The University has a licence for Planet eStream software and it has been installed in a number of teaching spaces on the Singleton campus (see below for a list) and all centrally timetabled teaching spaces on the Bay campus have the software installed. Its installation allows staff to self-capture their lecture; typically self-capture allows staff to record the audio and primary display (data projector) within the teaching space. The recordings are stored on a server which can then be uploaded to the VLE for student playback. It is also possible to have the software installed on staff machines (dependent on meeting the minimum hardware specification) and this opens up the possibility of using the software to pre-record material and then share with students via the VLE, developed flipped learning scenarios and more.
Recording lectures enables students to view the delivery of material at a later time.

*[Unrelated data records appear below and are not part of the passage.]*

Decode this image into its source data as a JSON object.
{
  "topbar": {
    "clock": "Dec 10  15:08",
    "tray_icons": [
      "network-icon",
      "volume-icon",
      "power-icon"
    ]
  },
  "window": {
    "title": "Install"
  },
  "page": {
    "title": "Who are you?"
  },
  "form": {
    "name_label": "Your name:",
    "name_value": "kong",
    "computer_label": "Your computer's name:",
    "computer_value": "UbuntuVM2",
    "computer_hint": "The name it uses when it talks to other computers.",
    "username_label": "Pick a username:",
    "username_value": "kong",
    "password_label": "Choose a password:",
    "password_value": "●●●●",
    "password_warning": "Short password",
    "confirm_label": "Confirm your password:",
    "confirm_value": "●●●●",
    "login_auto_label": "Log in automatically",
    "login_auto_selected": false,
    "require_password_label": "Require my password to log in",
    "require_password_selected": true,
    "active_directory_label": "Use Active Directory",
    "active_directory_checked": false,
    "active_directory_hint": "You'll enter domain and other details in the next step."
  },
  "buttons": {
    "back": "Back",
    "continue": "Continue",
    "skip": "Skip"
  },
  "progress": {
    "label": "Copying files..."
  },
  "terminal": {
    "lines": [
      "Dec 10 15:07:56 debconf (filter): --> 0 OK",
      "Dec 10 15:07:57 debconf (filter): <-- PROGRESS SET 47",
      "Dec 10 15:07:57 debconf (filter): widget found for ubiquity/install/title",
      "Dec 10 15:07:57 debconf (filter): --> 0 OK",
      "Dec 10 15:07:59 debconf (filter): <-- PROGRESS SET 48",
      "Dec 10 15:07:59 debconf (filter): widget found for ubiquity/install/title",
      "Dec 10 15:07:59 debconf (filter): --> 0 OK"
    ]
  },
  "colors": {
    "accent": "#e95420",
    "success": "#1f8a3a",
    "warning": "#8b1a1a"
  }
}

Uses of lecture capture include:
- Allowing students to review material prior to assignment writing or examinations
- Revisit difficult concepts or topics that student may have misunderstood and to reinforce understanding
- Catch up on missed content
- Used as part of face to face, blended, flipped classroom and online course delivery
If students are aware that a lecture is to be recorded and made available for play back it allows them to engage with the instructor and the content that is being taught rather than passively note take. Lecture capture can also be of benefit to international students who find it difficult to follow the pace of the lecture due to the delivery of the lecture not being in their native language. A study conducted by Shaw & Molnar 2011 reports that performance improved for all students but there was a larger improvement by non-native language speakers. It can also benefit students that have learning or physical disabilities; enabling them to review the content after the lecture, this is of particular relevance with the proposed changes by the Department for Business, Innovation and Skills to the Disabled Students’ Allowance where it is suggested lecture capture could remove the need for individual note-takers.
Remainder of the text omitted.